Tuesday, July 21, 2009

Creating Time Together as a Couple

Here is a reply we wrote to a lady asking how we managed to find time to 'date', really talk, and just generally be together as a 'couple who was blessed with younger children'.
Here are some points that help us to ‘create time together’.

1: Have an in-house/at home date once a week, or at least a fortnight, together, with the children settled in their rooms.
(We try to have a family date out once a week – go somewhere for a coffee, where the children can play or take something for them to do there. You can still hold hands).

2: Grab the moments to connect – driving in the car, phone calls during the day, loving emails; tactile contact, the list is endless. Include the younger children, don’t try to push them slightly to the side. Snuggle up together on the couch during reading time as a family, play silly/fun games all together. We have family date night at home once a week as well (so important).

3: Always be reading/listening to something that encourages and is strengthening your marriage and/or yourself as a wife and godly woman.

4: PRAY together every day (and if you’re apart in location maintain that prayer life for each other).
Pray by yourself, nuture your relationship with God and the sweetness that comes from these times flows into your relationships.

5: Talk with kindness and always TRY to be respectful to one another. (Practicing this makes the small moments together that much sweeter).

6: Be diligent/regular/spontaneous with your physical relationship.

7: Laugh together.

8: Communicate, communicate, communicate.
(Even if you have to get up earlier/stay up later to achieve this.

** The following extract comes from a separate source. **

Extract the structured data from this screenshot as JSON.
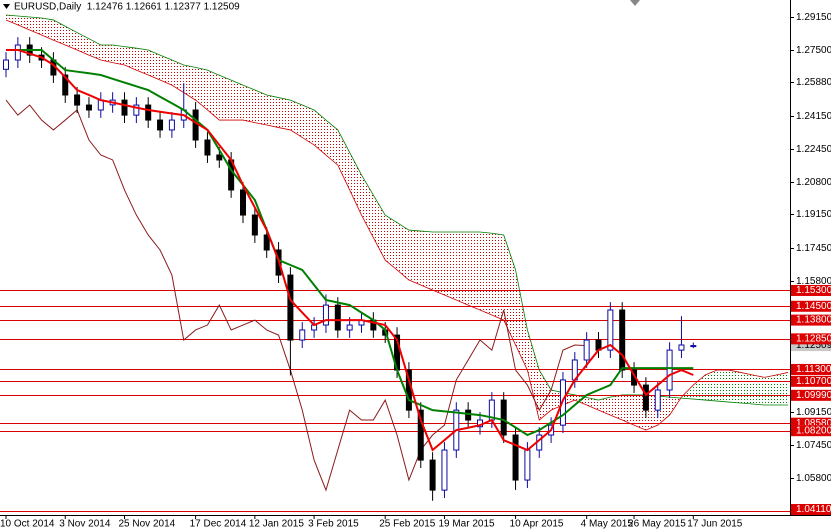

Our children need to be in their rooms, doing something quietly before a set time most nights – not necessarily in bed asleep, but either reading or listening to a story tape).

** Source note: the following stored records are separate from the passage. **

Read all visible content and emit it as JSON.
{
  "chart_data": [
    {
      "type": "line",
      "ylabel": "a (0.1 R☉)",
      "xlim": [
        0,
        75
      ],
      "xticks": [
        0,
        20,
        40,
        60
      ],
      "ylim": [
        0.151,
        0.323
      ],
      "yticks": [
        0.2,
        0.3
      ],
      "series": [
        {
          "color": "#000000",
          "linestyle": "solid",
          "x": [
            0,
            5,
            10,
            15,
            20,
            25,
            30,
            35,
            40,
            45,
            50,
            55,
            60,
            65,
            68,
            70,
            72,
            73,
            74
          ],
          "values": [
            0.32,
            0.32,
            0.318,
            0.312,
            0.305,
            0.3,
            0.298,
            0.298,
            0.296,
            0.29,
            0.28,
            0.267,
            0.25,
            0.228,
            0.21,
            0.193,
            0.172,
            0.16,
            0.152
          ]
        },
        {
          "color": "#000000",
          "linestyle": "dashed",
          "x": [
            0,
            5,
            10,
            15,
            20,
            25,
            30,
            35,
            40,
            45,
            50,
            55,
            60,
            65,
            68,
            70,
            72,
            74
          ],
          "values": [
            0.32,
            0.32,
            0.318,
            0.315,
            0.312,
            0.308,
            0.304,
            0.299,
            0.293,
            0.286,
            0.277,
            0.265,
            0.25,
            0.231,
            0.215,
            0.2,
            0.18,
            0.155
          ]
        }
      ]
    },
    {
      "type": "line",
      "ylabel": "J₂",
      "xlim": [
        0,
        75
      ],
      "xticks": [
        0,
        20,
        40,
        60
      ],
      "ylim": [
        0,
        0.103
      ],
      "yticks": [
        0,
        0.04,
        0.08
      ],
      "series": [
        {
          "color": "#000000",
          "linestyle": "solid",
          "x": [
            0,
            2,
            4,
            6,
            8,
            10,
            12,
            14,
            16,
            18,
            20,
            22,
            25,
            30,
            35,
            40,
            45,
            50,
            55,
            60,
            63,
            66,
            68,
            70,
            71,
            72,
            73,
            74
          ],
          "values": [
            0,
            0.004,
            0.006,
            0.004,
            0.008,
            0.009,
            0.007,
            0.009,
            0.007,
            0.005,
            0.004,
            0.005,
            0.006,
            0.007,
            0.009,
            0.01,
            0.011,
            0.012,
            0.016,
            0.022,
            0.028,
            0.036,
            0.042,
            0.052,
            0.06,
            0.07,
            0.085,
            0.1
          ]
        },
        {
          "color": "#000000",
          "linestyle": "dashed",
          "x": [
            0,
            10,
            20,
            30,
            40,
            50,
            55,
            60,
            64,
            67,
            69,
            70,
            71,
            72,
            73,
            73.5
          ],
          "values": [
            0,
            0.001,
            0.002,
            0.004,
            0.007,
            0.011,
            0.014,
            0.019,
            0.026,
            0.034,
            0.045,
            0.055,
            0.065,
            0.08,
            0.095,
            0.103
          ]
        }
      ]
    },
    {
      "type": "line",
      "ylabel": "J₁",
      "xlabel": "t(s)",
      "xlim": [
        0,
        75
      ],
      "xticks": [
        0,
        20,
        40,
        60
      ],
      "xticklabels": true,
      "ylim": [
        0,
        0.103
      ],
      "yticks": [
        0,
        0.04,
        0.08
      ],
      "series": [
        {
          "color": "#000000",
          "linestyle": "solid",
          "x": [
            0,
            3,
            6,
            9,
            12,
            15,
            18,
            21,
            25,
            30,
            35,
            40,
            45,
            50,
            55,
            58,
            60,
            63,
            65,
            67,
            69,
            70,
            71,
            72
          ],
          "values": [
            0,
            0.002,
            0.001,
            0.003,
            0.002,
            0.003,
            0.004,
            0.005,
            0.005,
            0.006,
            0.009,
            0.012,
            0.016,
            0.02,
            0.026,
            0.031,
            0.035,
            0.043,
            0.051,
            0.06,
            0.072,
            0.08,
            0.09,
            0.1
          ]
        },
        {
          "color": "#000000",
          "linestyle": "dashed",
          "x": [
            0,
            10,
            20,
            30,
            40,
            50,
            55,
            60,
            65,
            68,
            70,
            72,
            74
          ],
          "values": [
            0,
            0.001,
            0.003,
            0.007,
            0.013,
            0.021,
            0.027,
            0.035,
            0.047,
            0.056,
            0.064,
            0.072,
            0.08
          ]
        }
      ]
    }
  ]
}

9. If you end up in ministry as a couple, you have to be dedicated to ensure that others do not continually rob you of time together, often with their very real needs.
You, and they, must remember that God is their help and saviour not you, and while we are blessed to assist and support one another, care must be taken to ensure that we do not allow others to make us their mainstay, their source of all comfort, knowledge and an instantly accessible listening ear, in life.
Again that is another detailed and complex topic, but for now in regards to special family date nights ... on date nights let the answer phone take all your calls.
We regularly tell others, "No, we can not do that, that night is our family night".

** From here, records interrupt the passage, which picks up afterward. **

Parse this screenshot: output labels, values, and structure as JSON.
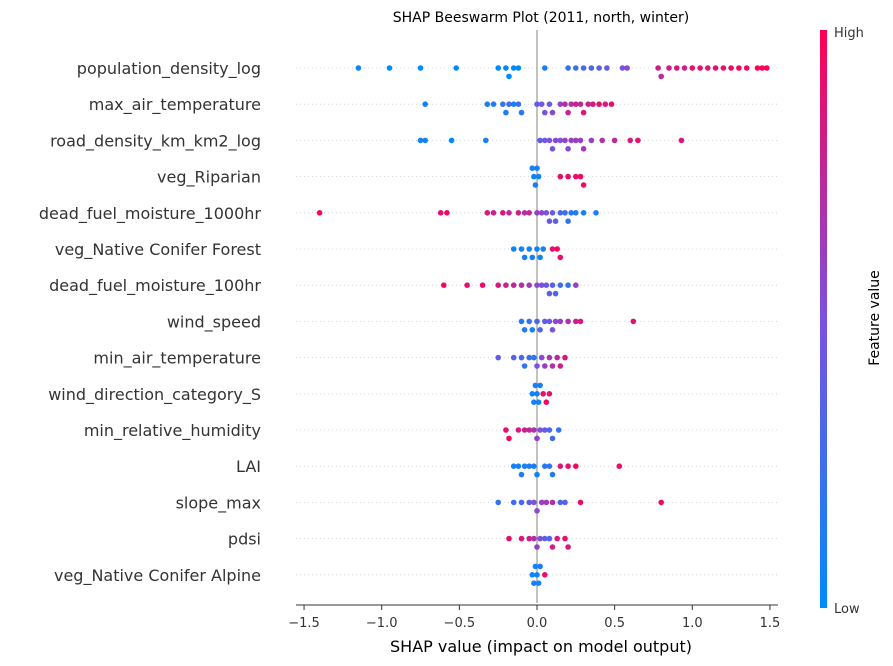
{
  "chart_data": {
    "type": "scatter",
    "subtype": "shap-beeswarm",
    "title": "SHAP Beeswarm Plot (2011, north, winter)",
    "xlabel": "SHAP value (impact on model output)",
    "xlim": [
      -1.6,
      1.6
    ],
    "xticks": [
      -1.5,
      -1.0,
      -0.5,
      0.0,
      0.5,
      1.0,
      1.5
    ],
    "xtick_labels": [
      "−1.5",
      "−1.0",
      "−0.5",
      "0.0",
      "0.5",
      "1.0",
      "1.5"
    ],
    "colorbar": {
      "label": "Feature value",
      "high": "High",
      "low": "Low",
      "low_color": "#008bfb",
      "high_color": "#ff0052"
    },
    "features": [
      {
        "name": "population_density_log",
        "points": [
          [
            -1.15,
            0.05
          ],
          [
            -0.95,
            0.0
          ],
          [
            -0.75,
            0.0
          ],
          [
            -0.52,
            0.0
          ],
          [
            -0.25,
            0.0
          ],
          [
            -0.2,
            0.0
          ],
          [
            -0.18,
            0.0
          ],
          [
            -0.15,
            0.0
          ],
          [
            -0.12,
            0.0
          ],
          [
            0.05,
            0.1
          ],
          [
            0.2,
            0.2
          ],
          [
            0.25,
            0.25
          ],
          [
            0.3,
            0.3
          ],
          [
            0.35,
            0.32
          ],
          [
            0.4,
            0.35
          ],
          [
            0.45,
            0.4
          ],
          [
            0.55,
            0.5
          ],
          [
            0.58,
            0.55
          ],
          [
            0.78,
            0.8
          ],
          [
            0.8,
            0.75
          ],
          [
            0.85,
            0.82
          ],
          [
            0.9,
            0.85
          ],
          [
            0.95,
            0.8
          ],
          [
            1.0,
            0.9
          ],
          [
            1.05,
            0.88
          ],
          [
            1.1,
            0.85
          ],
          [
            1.15,
            0.9
          ],
          [
            1.2,
            0.9
          ],
          [
            1.25,
            0.95
          ],
          [
            1.3,
            0.95
          ],
          [
            1.45,
            1.0
          ],
          [
            1.48,
            1.0
          ],
          [
            1.42,
            0.98
          ],
          [
            1.35,
            0.95
          ]
        ]
      },
      {
        "name": "max_air_temperature",
        "points": [
          [
            -0.72,
            0.05
          ],
          [
            -0.32,
            0.1
          ],
          [
            -0.28,
            0.15
          ],
          [
            -0.22,
            0.2
          ],
          [
            -0.2,
            0.12
          ],
          [
            -0.18,
            0.25
          ],
          [
            -0.15,
            0.1
          ],
          [
            -0.12,
            0.2
          ],
          [
            -0.1,
            0.15
          ],
          [
            0.0,
            0.4
          ],
          [
            0.03,
            0.45
          ],
          [
            0.05,
            0.5
          ],
          [
            0.08,
            0.45
          ],
          [
            0.1,
            0.55
          ],
          [
            0.15,
            0.6
          ],
          [
            0.18,
            0.7
          ],
          [
            0.2,
            0.75
          ],
          [
            0.22,
            0.7
          ],
          [
            0.25,
            0.8
          ],
          [
            0.28,
            0.75
          ],
          [
            0.3,
            0.85
          ],
          [
            0.33,
            0.8
          ],
          [
            0.36,
            0.85
          ],
          [
            0.4,
            0.9
          ],
          [
            0.44,
            0.85
          ],
          [
            0.48,
            0.9
          ]
        ]
      },
      {
        "name": "road_density_km_km2_log",
        "points": [
          [
            -0.75,
            0.05
          ],
          [
            -0.72,
            0.08
          ],
          [
            -0.55,
            0.0
          ],
          [
            -0.33,
            0.1
          ],
          [
            0.02,
            0.4
          ],
          [
            0.05,
            0.45
          ],
          [
            0.08,
            0.5
          ],
          [
            0.1,
            0.48
          ],
          [
            0.12,
            0.55
          ],
          [
            0.15,
            0.5
          ],
          [
            0.18,
            0.58
          ],
          [
            0.2,
            0.55
          ],
          [
            0.22,
            0.6
          ],
          [
            0.25,
            0.62
          ],
          [
            0.28,
            0.6
          ],
          [
            0.3,
            0.65
          ],
          [
            0.35,
            0.6
          ],
          [
            0.42,
            0.7
          ],
          [
            0.5,
            0.75
          ],
          [
            0.6,
            0.85
          ],
          [
            0.65,
            0.9
          ],
          [
            0.93,
            0.85
          ]
        ]
      },
      {
        "name": "veg_Riparian",
        "points": [
          [
            -0.02,
            0.05
          ],
          [
            -0.01,
            0.08
          ],
          [
            0.0,
            0.1
          ],
          [
            0.01,
            0.05
          ],
          [
            -0.03,
            0.1
          ],
          [
            0.15,
            0.9
          ],
          [
            0.2,
            0.95
          ],
          [
            0.25,
            0.9
          ],
          [
            0.28,
            0.95
          ],
          [
            0.3,
            0.92
          ]
        ]
      },
      {
        "name": "dead_fuel_moisture_1000hr",
        "points": [
          [
            -1.4,
            0.95
          ],
          [
            -0.62,
            0.9
          ],
          [
            -0.58,
            0.95
          ],
          [
            -0.32,
            0.85
          ],
          [
            -0.28,
            0.8
          ],
          [
            -0.22,
            0.85
          ],
          [
            -0.18,
            0.75
          ],
          [
            -0.12,
            0.8
          ],
          [
            -0.08,
            0.7
          ],
          [
            -0.05,
            0.75
          ],
          [
            0.0,
            0.6
          ],
          [
            0.03,
            0.55
          ],
          [
            0.06,
            0.5
          ],
          [
            0.08,
            0.45
          ],
          [
            0.1,
            0.4
          ],
          [
            0.12,
            0.35
          ],
          [
            0.15,
            0.3
          ],
          [
            0.18,
            0.25
          ],
          [
            0.2,
            0.2
          ],
          [
            0.22,
            0.15
          ],
          [
            0.25,
            0.12
          ],
          [
            0.3,
            0.1
          ],
          [
            0.38,
            0.08
          ]
        ]
      },
      {
        "name": "veg_Native Conifer Forest",
        "points": [
          [
            -0.15,
            0.05
          ],
          [
            -0.1,
            0.08
          ],
          [
            -0.08,
            0.1
          ],
          [
            -0.05,
            0.05
          ],
          [
            -0.03,
            0.1
          ],
          [
            0.0,
            0.08
          ],
          [
            0.02,
            0.05
          ],
          [
            0.04,
            0.1
          ],
          [
            0.1,
            0.9
          ],
          [
            0.13,
            0.95
          ],
          [
            0.15,
            0.9
          ]
        ]
      },
      {
        "name": "dead_fuel_moisture_100hr",
        "points": [
          [
            -0.6,
            0.95
          ],
          [
            -0.45,
            0.9
          ],
          [
            -0.35,
            0.92
          ],
          [
            -0.25,
            0.85
          ],
          [
            -0.2,
            0.8
          ],
          [
            -0.15,
            0.75
          ],
          [
            -0.1,
            0.7
          ],
          [
            -0.05,
            0.65
          ],
          [
            0.0,
            0.55
          ],
          [
            0.03,
            0.5
          ],
          [
            0.06,
            0.45
          ],
          [
            0.08,
            0.4
          ],
          [
            0.1,
            0.35
          ],
          [
            0.12,
            0.3
          ],
          [
            0.15,
            0.25
          ],
          [
            0.2,
            0.2
          ],
          [
            0.25,
            0.6
          ]
        ]
      },
      {
        "name": "wind_speed",
        "points": [
          [
            -0.1,
            0.1
          ],
          [
            -0.08,
            0.15
          ],
          [
            -0.05,
            0.2
          ],
          [
            -0.03,
            0.1
          ],
          [
            0.0,
            0.3
          ],
          [
            0.02,
            0.35
          ],
          [
            0.05,
            0.4
          ],
          [
            0.08,
            0.45
          ],
          [
            0.1,
            0.5
          ],
          [
            0.12,
            0.55
          ],
          [
            0.15,
            0.6
          ],
          [
            0.2,
            0.7
          ],
          [
            0.25,
            0.8
          ],
          [
            0.28,
            0.85
          ],
          [
            0.62,
            0.9
          ]
        ]
      },
      {
        "name": "min_air_temperature",
        "points": [
          [
            -0.25,
            0.4
          ],
          [
            -0.15,
            0.35
          ],
          [
            -0.1,
            0.3
          ],
          [
            -0.08,
            0.2
          ],
          [
            -0.05,
            0.25
          ],
          [
            -0.02,
            0.15
          ],
          [
            0.0,
            0.5
          ],
          [
            0.03,
            0.55
          ],
          [
            0.05,
            0.6
          ],
          [
            0.08,
            0.65
          ],
          [
            0.1,
            0.7
          ],
          [
            0.13,
            0.75
          ],
          [
            0.15,
            0.8
          ],
          [
            0.18,
            0.85
          ]
        ]
      },
      {
        "name": "wind_direction_category_S",
        "points": [
          [
            -0.03,
            0.05
          ],
          [
            -0.02,
            0.08
          ],
          [
            -0.01,
            0.1
          ],
          [
            0.0,
            0.05
          ],
          [
            0.01,
            0.08
          ],
          [
            0.02,
            0.1
          ],
          [
            0.04,
            0.9
          ],
          [
            0.06,
            0.95
          ],
          [
            0.08,
            0.9
          ]
        ]
      },
      {
        "name": "min_relative_humidity",
        "points": [
          [
            -0.2,
            0.9
          ],
          [
            -0.18,
            0.95
          ],
          [
            -0.12,
            0.85
          ],
          [
            -0.08,
            0.8
          ],
          [
            -0.05,
            0.75
          ],
          [
            -0.02,
            0.7
          ],
          [
            0.0,
            0.6
          ],
          [
            0.02,
            0.5
          ],
          [
            0.05,
            0.4
          ],
          [
            0.08,
            0.3
          ],
          [
            0.1,
            0.25
          ],
          [
            0.14,
            0.2
          ]
        ]
      },
      {
        "name": "LAI",
        "points": [
          [
            -0.15,
            0.1
          ],
          [
            -0.12,
            0.05
          ],
          [
            -0.1,
            0.15
          ],
          [
            -0.08,
            0.1
          ],
          [
            -0.05,
            0.12
          ],
          [
            -0.02,
            0.1
          ],
          [
            0.0,
            0.08
          ],
          [
            0.05,
            0.15
          ],
          [
            0.08,
            0.2
          ],
          [
            0.1,
            0.15
          ],
          [
            0.15,
            0.85
          ],
          [
            0.2,
            0.9
          ],
          [
            0.25,
            0.95
          ],
          [
            0.53,
            0.9
          ]
        ]
      },
      {
        "name": "slope_max",
        "points": [
          [
            -0.25,
            0.2
          ],
          [
            -0.15,
            0.25
          ],
          [
            -0.1,
            0.3
          ],
          [
            -0.05,
            0.4
          ],
          [
            -0.02,
            0.5
          ],
          [
            0.0,
            0.55
          ],
          [
            0.03,
            0.6
          ],
          [
            0.06,
            0.65
          ],
          [
            0.1,
            0.7
          ],
          [
            0.15,
            0.3
          ],
          [
            0.18,
            0.35
          ],
          [
            0.28,
            0.9
          ],
          [
            0.8,
            0.95
          ]
        ]
      },
      {
        "name": "pdsi",
        "points": [
          [
            -0.18,
            0.9
          ],
          [
            -0.1,
            0.85
          ],
          [
            -0.05,
            0.8
          ],
          [
            -0.02,
            0.7
          ],
          [
            0.0,
            0.6
          ],
          [
            0.02,
            0.5
          ],
          [
            0.05,
            0.4
          ],
          [
            0.08,
            0.35
          ],
          [
            0.1,
            0.8
          ],
          [
            0.13,
            0.85
          ],
          [
            0.18,
            0.9
          ],
          [
            0.2,
            0.85
          ]
        ]
      },
      {
        "name": "veg_Native Conifer Alpine",
        "points": [
          [
            -0.03,
            0.05
          ],
          [
            -0.02,
            0.08
          ],
          [
            -0.01,
            0.1
          ],
          [
            0.0,
            0.05
          ],
          [
            0.01,
            0.08
          ],
          [
            0.02,
            0.1
          ],
          [
            0.05,
            0.9
          ]
        ]
      }
    ]
  }
}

Very occassionally a true, very real, emergency needs to take presidence.

For dates out, we find that including the children works just as well, we want them to see a role model of a ‘mum & dad’ who appreciate each others company, that they can improve on when their time comes ;-)

Don’t resent the roles in life you have been gifted with, embrace them.
The mantile of message led motherhood – a homeschooling mum, at that, can get heavy when we lose the focus of why we are doing this. When you lose your vision and purpose, bitterness/envy/strife can creep in and then those attitudes seem to give ‘birth’ in every corner of our life.
If you are constantly wanting to ‘escape’ from home/husband/children and do things ‘for myself’, you need to stop and look at the issues and attitudes that are driving you to do that.
Keeping yourself refreshed is important, and for me that is maintaining my spiritual well being first. Then my mental and physical well being. (Again, that is another ‘extra’ topic).

Oh, yes and I should add….. we have been married for more than 20 years and God has surely blessed us with a ‘good’ marriage that we continually, prayerfully, work at, using the ‘hard trials’ that life gifts each of us with to draw closer together as a couple – with God as our guide. Yes, a blessed marriage does require effort but the benefits are enormous.

May God help you to find the balance that works for you as a couple.